SkyWest Airlines Sexual Harassment Lawsuit Going To Trial

United States District Judge Anderson ruled that a series of sexually offensive comments made to three women employed by SkyWest Airlines, Inc., as alleged by the Equal Employment Opportunity Commission ("EEOC") in a lawsuit could constitute actionable sexual harassment. SkyWest filed a Motion for Summary Judgment which was rejected by the Court. In denying defendant SkyWest's motion for summary judgment, the court said that a reasonable jury "could find the comments to be 'uninvited sexual solicitations' and 'obscene language' rather than merely vulgar banter."

In its lawsuit EEOC v. SkyWest Airlines, Inc., N.D. Ill. No 07 C 4925, the EEOC alleges that SkyWest discriminated against three former employees by subjecting them to sexual harassment by a co-worker and then firing them in retaliation for complaining about the hostile work environment, all in violation of Title VII of the Civil Rights Act of 1964.

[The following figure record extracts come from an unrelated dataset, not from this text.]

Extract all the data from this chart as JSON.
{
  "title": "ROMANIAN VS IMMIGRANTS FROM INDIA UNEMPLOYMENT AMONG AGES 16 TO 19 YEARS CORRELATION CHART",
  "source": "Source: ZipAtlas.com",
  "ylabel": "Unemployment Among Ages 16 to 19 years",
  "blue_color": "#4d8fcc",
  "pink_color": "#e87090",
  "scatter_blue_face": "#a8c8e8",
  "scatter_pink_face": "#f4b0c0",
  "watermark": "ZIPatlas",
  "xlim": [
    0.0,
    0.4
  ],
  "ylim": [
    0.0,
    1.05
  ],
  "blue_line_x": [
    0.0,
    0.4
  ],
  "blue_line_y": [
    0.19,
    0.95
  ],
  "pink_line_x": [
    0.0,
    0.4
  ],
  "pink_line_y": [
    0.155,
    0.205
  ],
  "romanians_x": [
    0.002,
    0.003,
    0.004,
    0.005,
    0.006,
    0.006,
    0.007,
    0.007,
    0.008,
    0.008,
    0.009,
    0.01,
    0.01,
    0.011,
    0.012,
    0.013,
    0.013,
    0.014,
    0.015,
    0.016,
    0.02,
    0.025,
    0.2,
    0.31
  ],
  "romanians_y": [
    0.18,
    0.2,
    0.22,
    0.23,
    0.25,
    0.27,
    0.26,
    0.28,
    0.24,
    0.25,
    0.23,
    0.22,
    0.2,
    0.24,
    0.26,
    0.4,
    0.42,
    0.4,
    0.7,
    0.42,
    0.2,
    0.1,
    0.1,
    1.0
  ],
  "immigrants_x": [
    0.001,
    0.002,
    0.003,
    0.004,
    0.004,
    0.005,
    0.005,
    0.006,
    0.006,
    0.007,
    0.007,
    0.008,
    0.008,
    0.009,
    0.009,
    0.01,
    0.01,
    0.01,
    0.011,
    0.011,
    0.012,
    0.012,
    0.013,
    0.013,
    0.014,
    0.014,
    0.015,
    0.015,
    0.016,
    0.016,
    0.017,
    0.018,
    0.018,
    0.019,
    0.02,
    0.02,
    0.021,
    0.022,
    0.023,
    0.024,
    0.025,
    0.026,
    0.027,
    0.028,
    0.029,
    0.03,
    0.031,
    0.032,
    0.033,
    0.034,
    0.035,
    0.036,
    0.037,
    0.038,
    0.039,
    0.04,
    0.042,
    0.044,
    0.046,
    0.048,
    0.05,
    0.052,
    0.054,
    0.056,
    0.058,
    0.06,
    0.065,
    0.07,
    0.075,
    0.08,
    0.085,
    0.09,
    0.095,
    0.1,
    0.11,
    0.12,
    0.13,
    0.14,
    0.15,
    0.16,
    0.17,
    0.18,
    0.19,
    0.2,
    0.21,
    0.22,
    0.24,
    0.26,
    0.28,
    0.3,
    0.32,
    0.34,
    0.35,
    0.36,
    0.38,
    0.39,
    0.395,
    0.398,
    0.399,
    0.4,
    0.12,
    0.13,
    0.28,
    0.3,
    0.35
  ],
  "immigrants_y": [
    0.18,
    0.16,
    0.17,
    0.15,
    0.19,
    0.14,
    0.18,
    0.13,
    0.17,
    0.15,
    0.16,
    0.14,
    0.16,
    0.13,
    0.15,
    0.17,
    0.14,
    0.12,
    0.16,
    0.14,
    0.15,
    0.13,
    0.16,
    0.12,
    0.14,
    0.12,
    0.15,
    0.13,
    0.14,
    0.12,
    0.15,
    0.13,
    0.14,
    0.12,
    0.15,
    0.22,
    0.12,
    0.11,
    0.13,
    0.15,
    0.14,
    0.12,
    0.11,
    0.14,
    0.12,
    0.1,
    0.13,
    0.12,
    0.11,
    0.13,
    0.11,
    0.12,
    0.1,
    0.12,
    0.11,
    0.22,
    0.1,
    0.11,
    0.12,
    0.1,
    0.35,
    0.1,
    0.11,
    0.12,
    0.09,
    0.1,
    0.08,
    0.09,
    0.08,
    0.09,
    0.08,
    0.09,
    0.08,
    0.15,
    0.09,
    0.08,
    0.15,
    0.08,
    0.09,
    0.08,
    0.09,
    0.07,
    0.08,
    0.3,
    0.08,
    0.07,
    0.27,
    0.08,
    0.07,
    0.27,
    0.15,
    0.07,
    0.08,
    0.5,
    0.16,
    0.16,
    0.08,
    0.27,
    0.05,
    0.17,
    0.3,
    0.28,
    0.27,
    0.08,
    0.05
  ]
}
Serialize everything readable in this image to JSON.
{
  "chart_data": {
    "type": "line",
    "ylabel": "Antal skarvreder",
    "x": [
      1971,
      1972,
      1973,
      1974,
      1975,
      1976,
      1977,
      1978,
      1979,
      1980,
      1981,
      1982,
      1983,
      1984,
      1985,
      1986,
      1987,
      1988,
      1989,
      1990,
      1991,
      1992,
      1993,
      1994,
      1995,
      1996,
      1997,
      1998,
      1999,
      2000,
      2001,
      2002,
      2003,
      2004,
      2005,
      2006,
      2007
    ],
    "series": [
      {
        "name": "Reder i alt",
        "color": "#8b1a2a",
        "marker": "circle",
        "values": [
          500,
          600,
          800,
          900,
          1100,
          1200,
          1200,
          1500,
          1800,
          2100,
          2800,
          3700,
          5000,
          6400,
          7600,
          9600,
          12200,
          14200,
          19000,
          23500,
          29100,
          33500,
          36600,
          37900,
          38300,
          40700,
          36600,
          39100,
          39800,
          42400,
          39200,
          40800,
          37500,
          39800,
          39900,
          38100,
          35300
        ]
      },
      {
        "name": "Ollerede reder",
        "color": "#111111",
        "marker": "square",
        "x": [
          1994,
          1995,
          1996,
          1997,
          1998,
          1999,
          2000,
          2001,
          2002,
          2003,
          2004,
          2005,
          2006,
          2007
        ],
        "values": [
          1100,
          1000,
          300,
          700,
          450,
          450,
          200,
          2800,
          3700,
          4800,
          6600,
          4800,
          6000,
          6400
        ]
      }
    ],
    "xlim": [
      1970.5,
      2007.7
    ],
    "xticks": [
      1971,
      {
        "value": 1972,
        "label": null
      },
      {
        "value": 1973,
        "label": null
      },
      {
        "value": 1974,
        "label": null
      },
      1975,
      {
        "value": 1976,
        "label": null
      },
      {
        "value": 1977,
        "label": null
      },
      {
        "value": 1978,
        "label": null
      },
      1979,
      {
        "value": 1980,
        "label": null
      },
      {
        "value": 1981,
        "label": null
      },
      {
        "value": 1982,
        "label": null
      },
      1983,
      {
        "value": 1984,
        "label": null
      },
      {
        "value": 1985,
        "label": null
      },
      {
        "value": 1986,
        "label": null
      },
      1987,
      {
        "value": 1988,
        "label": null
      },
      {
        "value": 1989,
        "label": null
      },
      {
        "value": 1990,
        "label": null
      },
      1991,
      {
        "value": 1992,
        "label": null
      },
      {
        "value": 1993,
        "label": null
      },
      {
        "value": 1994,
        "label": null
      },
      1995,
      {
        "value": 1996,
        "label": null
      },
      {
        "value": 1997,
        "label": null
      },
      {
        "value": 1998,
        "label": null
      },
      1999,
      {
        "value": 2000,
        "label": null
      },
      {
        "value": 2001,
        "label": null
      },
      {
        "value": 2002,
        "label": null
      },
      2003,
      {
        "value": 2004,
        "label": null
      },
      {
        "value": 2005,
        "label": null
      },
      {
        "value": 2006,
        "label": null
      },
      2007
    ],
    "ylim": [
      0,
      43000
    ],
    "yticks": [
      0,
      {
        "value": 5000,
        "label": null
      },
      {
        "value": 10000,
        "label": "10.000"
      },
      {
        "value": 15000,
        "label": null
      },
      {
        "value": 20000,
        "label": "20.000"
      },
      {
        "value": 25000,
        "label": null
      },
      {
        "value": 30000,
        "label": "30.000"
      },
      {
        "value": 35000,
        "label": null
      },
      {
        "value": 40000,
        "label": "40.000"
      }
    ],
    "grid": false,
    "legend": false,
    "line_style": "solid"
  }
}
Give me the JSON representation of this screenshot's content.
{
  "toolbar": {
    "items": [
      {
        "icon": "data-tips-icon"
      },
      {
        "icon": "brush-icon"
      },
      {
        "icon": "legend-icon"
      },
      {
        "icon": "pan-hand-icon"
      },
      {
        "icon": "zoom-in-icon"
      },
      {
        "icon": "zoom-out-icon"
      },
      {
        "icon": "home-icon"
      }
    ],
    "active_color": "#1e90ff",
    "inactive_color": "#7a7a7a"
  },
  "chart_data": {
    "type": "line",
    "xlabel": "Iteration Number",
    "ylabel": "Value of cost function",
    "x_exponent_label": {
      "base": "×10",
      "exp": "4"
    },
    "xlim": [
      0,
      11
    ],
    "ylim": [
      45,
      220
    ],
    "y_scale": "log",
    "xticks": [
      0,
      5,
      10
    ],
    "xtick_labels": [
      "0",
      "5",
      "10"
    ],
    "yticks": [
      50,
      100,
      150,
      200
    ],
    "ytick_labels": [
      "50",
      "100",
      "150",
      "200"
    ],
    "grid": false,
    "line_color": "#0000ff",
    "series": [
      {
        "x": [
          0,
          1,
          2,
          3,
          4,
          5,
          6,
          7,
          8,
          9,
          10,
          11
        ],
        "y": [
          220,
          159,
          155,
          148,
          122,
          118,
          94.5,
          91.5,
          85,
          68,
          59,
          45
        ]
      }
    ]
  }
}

The court noted that between six and eight offensive remarks were made to each of the women and included the speaker's statements,

"that he wished he could put his mouth on her breasts" and "that he wanted to have sex with her and get between her thighs."
The court concluded,
"We find that a reasonable fact finder could find that these comments to be severe enough to constitute 'uninvited sexual solicitations' and 'obscene language,' rather than merely vulgar banter."

The Seventh Circuit has explained the difference between actionable and non-actionable sexual harassment," the judge wrote. "'On the one side lie sexual assaults, other physical contact, whether amorous or hostile, for which there is no consent express or implied; uninvited sexual solicitations; intimidating words or acts; obscene language or gestures, pornographic pictures. On the other side lies the occasional vulgar banter, tinged with sexual innuendo, of coarse or boorish workers.